Britain is adrift. In recent years ‘globalists’, ‘isolationists’ and ‘compensationists’ have all but suffocated the United Kingdom’s (UK) ability to develop a coherent and suitable strategic policy for dealing with the wider world.
As it plans to withdraw from the European Union (EU), the UK needs new ideas for national renewal and global engagement. This becomes all the more pertinent as the world descends into a new era of strategic competition as countries such as Russia and China rise to challenge the rules-based international order.
The British Interest offers a platform for such debates. We aim to become the leading online magazine for the discussion of the UK’s national priorities, including how they should be defined.
We hope a few principles bind our contributors together.
We stand against ‘declinism’. While the UK is no longer the world’s dominant nation, it still has the potential to remain among the world’s leading powers, well into the twenty-first century.

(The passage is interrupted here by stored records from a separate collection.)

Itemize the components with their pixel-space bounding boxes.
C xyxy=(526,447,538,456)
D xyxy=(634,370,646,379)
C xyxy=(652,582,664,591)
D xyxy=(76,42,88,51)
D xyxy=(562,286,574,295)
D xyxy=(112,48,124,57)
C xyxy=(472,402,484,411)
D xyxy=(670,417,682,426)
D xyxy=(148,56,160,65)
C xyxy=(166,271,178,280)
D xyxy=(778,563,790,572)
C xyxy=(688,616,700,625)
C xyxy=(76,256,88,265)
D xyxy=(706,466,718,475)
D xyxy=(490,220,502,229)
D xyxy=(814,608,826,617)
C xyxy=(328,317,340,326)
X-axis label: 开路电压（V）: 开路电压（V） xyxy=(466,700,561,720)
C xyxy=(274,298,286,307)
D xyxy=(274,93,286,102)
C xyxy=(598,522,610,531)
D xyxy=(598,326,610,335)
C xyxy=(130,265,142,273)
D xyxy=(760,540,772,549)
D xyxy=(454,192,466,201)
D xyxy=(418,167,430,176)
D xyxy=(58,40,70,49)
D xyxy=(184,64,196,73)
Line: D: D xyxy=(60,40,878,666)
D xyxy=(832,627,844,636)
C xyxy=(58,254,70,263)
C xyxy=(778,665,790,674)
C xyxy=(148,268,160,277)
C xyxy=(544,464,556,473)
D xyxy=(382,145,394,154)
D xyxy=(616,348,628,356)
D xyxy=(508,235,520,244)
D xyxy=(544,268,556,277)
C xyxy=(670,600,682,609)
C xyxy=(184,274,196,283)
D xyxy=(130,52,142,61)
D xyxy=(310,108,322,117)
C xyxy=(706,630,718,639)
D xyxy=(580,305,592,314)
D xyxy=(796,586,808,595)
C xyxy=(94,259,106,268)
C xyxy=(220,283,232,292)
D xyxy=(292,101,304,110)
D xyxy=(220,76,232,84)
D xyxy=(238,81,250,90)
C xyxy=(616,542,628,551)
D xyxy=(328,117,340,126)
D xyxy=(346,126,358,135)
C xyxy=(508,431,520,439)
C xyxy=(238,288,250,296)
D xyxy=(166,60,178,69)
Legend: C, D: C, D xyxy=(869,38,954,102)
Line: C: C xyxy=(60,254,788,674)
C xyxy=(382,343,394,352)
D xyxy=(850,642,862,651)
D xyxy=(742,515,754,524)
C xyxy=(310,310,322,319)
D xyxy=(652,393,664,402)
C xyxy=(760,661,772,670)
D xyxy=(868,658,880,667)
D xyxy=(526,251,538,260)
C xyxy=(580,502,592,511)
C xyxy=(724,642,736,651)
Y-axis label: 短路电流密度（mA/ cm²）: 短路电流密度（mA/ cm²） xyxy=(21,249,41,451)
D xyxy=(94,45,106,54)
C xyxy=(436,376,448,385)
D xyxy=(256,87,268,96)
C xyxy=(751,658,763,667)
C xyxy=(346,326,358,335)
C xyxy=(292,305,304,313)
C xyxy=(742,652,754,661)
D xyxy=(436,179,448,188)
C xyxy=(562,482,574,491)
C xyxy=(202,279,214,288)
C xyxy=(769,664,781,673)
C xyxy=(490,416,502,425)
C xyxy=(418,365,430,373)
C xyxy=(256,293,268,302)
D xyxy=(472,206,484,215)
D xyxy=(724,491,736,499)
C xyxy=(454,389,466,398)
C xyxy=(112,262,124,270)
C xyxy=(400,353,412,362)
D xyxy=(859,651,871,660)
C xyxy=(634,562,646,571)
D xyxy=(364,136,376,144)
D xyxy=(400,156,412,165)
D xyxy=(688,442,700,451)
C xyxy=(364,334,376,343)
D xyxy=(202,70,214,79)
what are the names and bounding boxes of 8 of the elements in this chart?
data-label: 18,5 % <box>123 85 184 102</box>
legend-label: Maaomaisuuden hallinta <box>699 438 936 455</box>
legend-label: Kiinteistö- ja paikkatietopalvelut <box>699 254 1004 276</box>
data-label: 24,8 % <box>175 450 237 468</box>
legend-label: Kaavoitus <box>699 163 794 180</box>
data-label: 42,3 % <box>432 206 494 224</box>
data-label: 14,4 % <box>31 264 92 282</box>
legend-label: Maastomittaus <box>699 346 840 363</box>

We are unionists. The UK – a union of nations and overseas territories – has now lasted, indeed flourished, for over three centuries. Whatever their differences, we hope the peoples of these islands – Britons, whether English, Irish, Scottish or Welsh – shall continue to work together to generate the means to protect both their interests and their values, not least as they come under attack from authoritarian rivals.
We are also internationalists. From the abolition of the slave trade during the early nineteenth century to the defeat of class-based and ethnic-based totalitarianism in continental Europe during the twentieth, Britain has played a key role in pressing down injustice and wrong. As a global diplomatic and military power, we believe that the UK should continue to act as a force for good in the world, even if we might disagree about the merit of specific forms of engagement.
That said, to facilitate continued discussion and debate, we welcome all perspectives in The British Interest. So, irrespective of your own standpoint, we and our contributors hope you will enjoy reading The British Interest, which we hope will enrich and widen our national debate.
And, obviously, the usual disclaimer applies: the views of our contributors are theirs alone and do not represent the views of The British Interest, the Henry Jackson Society, or the Forum on Geopolitics at the University of Cambridge.